Even if you are right, that's an irrelevant argument to adress the issue in question. Laughing at economic doomsayers back in 1999 because they missed their schedule didn't stop the global recession from happening when it actually did. 

As for computing, a lot of money keeps going into it, you should know that, having studied the subject. Two decades ago Intel for instance spent 10 times less money on R&D to get the same results, proportionally speaking. Ever heard of diminishing returns instead?

It's just a matter of time that the issue faced by GPUs nowadays grows and spreads to the rest of the market. This isn't a theoretical prediction - we are actually seeing it happening. Moore's law wouldn't last forever anyways. It's a bogus pseudo-law like Bode's law. It works while it still works.

Not sure what your point is with all of this useless info. Moore's Law isn't in any more danger now than it was 30 years ago. 

"At any rate, it seems that the laws of physics present no barrier to reducing the size of computers until bits are the size of atoms, and quantum behavior holds dominant sway."Richard Feynman

http://www.cs.princeton.edu/courses/archive/fall05/frs119/papers/feynman85_optics_letters.pdf



dsgrue3 said:
They've been predicting the end of Moore's Law every decade since it began. Shit's tired. We're always finding new ways.

Predicting, yes. But the end is NOW. This year. No company other than Intel can afford chips half the size of the ones they had two years ago.

It's not about "new ways", we know what they are for 16nm and 11nm. It's about cost.

AMD and Nvidia just stopped doing yearly graphics card releases, which have happened since the PC graphics card became an actual thing around 1998.

There is no science barrier but that's irrelevant.

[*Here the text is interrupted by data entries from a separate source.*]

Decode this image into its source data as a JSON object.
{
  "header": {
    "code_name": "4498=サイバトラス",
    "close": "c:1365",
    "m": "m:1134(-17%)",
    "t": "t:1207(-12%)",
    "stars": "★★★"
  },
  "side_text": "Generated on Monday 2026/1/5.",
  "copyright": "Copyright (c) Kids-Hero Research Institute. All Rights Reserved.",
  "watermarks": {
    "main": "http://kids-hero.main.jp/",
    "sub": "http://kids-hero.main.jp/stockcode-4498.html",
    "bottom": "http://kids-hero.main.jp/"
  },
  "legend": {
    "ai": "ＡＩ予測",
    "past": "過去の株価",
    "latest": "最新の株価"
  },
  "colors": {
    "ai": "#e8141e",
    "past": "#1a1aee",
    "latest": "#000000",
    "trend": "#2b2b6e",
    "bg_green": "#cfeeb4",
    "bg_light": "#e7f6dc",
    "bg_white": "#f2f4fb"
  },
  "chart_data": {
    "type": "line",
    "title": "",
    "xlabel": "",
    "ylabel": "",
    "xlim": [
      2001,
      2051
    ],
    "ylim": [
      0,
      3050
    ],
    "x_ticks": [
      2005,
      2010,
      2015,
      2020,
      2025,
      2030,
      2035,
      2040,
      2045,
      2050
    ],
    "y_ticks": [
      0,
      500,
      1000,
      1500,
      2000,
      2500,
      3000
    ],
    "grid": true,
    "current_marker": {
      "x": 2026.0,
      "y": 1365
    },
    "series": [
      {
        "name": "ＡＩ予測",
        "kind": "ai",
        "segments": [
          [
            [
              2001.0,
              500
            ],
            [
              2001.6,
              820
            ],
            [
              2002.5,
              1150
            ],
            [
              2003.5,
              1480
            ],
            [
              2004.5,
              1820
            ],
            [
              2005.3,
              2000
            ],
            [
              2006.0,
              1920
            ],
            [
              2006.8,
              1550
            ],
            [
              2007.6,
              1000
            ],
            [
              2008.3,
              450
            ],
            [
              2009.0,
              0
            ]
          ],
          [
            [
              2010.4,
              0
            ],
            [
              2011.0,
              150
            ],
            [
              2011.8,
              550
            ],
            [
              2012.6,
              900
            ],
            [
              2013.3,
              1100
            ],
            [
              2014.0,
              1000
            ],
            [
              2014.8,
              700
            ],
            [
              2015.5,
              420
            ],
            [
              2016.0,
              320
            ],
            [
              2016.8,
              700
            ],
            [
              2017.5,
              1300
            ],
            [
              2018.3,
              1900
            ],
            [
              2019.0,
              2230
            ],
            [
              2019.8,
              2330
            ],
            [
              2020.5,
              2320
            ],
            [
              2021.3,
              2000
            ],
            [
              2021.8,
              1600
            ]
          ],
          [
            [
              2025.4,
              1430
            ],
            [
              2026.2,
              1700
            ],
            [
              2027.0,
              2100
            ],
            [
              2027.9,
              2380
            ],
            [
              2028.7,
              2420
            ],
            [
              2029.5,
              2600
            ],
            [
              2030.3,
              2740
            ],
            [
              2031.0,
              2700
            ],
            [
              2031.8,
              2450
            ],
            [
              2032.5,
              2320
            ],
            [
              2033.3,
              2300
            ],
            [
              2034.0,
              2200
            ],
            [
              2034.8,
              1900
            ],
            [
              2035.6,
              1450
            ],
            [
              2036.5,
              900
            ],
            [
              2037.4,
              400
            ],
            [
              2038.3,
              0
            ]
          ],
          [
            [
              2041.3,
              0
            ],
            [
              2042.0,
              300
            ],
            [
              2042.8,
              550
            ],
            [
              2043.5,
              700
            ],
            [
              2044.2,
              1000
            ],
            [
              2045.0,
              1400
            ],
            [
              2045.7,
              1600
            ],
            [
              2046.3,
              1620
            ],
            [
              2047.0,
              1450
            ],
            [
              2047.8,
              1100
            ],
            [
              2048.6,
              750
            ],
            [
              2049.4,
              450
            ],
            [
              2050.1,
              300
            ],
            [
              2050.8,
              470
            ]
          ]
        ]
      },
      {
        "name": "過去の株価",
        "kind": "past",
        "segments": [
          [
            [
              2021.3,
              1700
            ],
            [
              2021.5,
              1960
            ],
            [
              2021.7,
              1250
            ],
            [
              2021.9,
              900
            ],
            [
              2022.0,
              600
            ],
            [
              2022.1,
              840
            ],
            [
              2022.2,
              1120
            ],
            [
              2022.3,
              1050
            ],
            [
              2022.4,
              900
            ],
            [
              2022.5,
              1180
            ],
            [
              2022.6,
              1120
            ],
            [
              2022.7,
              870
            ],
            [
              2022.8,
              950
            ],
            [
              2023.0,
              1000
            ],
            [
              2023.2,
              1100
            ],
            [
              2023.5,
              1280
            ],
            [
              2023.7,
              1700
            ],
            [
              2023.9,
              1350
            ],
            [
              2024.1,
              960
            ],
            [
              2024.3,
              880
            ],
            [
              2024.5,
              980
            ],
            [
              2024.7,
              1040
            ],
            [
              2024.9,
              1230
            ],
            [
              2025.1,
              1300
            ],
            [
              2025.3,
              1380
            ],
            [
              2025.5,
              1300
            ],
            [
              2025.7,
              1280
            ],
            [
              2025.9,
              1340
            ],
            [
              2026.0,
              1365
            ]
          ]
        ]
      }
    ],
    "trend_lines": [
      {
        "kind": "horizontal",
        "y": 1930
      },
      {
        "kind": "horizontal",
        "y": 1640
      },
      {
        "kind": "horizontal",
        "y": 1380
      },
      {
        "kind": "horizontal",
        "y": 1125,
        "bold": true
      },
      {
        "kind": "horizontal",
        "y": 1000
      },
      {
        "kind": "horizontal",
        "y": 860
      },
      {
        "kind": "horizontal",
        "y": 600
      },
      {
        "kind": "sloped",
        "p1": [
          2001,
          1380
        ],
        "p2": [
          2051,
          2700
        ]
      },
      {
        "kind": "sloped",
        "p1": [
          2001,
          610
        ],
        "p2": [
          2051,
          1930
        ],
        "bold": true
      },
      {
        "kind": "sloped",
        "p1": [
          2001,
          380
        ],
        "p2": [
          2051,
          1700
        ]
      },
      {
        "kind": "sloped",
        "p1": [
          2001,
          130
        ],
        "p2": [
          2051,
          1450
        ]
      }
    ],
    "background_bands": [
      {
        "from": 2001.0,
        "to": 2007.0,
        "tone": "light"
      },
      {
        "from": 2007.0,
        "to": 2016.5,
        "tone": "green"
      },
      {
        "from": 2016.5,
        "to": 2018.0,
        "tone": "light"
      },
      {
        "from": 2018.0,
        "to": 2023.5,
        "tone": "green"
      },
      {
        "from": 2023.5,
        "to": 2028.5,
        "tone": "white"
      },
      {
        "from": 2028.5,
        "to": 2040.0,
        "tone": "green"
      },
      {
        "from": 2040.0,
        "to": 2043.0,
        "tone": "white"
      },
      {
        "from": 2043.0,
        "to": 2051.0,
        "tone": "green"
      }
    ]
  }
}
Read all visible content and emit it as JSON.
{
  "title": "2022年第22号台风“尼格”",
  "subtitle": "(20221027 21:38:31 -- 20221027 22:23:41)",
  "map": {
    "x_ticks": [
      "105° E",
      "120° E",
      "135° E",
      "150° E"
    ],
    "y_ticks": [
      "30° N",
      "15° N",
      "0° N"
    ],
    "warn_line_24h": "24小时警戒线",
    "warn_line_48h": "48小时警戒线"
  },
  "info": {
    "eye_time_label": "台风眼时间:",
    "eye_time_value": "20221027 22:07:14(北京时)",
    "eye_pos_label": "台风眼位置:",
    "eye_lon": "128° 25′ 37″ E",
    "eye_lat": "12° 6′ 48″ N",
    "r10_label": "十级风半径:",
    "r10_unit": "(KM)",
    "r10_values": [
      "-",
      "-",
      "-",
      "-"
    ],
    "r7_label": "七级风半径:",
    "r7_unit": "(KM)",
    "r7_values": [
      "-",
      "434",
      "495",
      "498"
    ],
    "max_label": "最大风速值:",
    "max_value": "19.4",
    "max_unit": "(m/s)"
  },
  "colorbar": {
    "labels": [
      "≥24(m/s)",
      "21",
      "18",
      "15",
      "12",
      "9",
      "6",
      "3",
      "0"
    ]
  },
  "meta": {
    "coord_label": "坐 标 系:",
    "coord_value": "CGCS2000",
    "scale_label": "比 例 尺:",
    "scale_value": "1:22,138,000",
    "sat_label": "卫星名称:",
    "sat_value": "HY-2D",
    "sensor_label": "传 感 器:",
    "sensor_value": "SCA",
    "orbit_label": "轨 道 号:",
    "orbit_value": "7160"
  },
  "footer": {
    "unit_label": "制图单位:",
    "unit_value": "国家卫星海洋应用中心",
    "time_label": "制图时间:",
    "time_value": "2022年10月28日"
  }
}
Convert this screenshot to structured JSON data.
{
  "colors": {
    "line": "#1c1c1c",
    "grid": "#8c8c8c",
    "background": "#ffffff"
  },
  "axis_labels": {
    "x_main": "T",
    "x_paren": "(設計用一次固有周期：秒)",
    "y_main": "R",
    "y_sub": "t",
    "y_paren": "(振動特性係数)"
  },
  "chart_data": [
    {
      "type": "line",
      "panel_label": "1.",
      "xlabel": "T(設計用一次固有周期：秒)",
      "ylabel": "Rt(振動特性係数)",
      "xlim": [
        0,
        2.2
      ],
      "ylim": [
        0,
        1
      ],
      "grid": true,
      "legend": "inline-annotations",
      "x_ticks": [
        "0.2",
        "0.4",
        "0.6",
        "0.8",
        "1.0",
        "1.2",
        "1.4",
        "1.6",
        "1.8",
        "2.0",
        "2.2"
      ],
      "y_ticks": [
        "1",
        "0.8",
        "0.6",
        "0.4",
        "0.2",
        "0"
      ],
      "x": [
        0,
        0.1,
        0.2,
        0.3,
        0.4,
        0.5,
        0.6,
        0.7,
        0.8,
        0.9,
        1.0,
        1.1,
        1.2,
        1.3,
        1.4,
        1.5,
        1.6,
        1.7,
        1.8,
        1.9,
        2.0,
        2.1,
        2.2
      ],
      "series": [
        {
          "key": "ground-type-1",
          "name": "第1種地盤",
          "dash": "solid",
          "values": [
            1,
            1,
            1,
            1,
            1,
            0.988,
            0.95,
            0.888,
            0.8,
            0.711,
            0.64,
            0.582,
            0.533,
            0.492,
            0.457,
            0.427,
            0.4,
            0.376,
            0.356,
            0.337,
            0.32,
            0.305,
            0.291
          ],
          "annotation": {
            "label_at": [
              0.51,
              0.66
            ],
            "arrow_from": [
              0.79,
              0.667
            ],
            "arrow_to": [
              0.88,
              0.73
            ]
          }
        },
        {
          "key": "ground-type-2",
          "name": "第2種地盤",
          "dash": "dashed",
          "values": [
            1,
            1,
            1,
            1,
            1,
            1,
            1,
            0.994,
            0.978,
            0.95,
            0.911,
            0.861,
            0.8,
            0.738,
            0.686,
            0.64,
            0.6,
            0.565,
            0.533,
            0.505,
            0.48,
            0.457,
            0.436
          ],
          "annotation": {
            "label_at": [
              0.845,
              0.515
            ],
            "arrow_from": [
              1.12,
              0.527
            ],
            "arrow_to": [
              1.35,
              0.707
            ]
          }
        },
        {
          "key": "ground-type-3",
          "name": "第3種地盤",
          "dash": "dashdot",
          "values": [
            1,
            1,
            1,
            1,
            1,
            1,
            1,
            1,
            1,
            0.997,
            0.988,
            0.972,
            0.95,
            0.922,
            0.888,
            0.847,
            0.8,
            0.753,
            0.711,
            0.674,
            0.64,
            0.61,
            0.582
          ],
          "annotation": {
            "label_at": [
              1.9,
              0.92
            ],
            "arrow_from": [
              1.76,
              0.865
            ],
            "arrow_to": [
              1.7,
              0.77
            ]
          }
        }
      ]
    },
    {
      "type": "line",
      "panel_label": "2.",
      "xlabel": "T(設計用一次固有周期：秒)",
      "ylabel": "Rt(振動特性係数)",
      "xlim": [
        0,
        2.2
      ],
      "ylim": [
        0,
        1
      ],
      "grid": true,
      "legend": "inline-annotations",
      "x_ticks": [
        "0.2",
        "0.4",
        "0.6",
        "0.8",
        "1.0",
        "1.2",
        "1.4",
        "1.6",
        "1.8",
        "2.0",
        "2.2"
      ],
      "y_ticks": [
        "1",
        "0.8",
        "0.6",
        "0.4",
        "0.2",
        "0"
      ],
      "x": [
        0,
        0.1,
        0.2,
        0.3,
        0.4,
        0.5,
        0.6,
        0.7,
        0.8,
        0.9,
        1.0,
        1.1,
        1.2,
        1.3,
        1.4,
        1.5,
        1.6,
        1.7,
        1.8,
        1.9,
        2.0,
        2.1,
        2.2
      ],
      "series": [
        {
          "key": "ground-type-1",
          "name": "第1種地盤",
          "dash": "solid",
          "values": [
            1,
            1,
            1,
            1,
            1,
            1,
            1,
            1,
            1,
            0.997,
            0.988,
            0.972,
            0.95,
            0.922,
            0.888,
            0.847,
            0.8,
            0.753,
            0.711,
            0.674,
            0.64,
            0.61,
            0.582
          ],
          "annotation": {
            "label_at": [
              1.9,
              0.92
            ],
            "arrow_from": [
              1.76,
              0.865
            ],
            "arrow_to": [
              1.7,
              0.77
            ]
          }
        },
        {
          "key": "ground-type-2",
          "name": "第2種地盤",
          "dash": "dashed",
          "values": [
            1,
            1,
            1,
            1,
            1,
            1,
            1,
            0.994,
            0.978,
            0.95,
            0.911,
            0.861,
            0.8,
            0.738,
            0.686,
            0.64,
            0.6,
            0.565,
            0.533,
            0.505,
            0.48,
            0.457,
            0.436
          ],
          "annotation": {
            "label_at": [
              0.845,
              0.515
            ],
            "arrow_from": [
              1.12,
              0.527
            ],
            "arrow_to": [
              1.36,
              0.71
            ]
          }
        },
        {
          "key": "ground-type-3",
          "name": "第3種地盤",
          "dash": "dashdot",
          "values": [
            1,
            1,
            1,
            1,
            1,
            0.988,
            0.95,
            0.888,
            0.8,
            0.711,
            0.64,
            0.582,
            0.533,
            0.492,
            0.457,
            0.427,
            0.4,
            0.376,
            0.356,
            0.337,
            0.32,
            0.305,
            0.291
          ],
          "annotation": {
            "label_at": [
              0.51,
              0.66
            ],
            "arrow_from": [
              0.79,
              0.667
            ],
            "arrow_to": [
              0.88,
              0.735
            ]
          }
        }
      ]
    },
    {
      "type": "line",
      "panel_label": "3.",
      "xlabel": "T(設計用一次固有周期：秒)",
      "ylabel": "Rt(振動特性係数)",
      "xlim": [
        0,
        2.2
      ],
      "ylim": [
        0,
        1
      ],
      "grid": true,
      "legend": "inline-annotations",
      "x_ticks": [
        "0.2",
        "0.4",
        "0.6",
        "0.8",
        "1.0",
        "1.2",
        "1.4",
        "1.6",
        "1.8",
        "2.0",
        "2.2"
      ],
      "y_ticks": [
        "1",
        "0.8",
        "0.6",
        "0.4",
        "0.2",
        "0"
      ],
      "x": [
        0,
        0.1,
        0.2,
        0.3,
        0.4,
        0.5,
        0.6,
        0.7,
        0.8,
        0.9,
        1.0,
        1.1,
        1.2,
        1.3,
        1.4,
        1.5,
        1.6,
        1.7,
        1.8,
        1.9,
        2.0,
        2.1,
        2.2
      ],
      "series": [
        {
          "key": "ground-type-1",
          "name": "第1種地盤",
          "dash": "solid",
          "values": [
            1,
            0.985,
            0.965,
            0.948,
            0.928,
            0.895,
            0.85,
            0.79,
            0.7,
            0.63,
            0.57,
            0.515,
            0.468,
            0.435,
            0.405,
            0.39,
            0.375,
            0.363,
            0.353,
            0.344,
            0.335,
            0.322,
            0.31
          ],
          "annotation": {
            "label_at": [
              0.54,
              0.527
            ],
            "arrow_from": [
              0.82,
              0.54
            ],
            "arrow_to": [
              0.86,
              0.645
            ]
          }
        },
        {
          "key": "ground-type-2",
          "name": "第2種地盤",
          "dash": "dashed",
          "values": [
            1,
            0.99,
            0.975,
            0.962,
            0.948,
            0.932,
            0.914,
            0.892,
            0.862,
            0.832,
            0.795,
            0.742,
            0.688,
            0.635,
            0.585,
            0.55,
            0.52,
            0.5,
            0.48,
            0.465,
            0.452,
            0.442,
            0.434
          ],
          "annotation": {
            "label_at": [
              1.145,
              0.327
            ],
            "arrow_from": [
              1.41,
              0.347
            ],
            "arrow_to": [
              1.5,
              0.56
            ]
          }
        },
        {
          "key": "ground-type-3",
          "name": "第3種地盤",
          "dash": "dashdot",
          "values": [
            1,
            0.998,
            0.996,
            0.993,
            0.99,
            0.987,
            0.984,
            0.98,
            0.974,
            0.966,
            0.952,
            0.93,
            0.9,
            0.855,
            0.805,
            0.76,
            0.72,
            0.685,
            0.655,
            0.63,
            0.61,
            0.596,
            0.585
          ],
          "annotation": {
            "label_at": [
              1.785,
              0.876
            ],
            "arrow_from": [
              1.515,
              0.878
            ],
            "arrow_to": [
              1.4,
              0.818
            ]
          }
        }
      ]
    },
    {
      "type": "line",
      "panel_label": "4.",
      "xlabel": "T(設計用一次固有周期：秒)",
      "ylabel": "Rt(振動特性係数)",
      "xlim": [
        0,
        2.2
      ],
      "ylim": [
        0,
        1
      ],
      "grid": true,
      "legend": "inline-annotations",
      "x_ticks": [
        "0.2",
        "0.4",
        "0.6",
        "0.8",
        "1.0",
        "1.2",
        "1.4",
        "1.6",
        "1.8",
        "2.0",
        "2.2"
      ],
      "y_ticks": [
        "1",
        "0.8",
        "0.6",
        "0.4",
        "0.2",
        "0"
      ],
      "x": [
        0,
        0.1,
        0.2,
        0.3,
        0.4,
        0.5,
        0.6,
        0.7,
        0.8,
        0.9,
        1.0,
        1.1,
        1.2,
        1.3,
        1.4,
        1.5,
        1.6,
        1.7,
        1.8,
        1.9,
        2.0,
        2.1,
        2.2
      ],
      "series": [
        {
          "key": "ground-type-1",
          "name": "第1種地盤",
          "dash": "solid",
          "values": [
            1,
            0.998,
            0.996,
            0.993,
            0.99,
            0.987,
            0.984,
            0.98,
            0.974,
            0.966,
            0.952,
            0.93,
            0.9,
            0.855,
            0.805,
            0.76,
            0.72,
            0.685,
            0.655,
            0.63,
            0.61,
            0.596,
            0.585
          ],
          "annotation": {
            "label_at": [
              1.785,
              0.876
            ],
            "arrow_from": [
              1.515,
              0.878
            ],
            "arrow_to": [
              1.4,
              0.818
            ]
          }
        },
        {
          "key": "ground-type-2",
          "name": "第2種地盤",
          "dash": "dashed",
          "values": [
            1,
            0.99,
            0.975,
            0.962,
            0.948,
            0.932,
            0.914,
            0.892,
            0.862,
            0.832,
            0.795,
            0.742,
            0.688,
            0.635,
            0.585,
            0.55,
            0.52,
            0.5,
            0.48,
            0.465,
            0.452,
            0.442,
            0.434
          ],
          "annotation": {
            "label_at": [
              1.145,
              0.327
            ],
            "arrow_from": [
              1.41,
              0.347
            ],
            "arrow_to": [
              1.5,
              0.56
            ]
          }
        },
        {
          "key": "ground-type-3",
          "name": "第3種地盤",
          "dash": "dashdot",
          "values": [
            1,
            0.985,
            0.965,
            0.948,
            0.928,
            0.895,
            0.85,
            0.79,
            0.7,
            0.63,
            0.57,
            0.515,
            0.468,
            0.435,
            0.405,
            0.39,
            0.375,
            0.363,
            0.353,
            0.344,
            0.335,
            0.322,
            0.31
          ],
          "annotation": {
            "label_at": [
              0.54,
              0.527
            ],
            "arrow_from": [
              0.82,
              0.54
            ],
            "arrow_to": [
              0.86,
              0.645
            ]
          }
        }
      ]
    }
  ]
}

Wouldn't that mean that tablets and smartphones will catch up really quickly? so that we have ps3/360 quality on our phones in a year or 2?



 

Face the future.. Gamecenter ID: nikkom_nl (oh no he didn't!!) 

NiKKoM said:
Wouldn't that mean that tablets and smartphones will catch up really quickly? so that we have ps3/360 quality on our phones in a year or 2?

No, process node scaling affects phone chips too. Expect slower progress there, especially on battery life.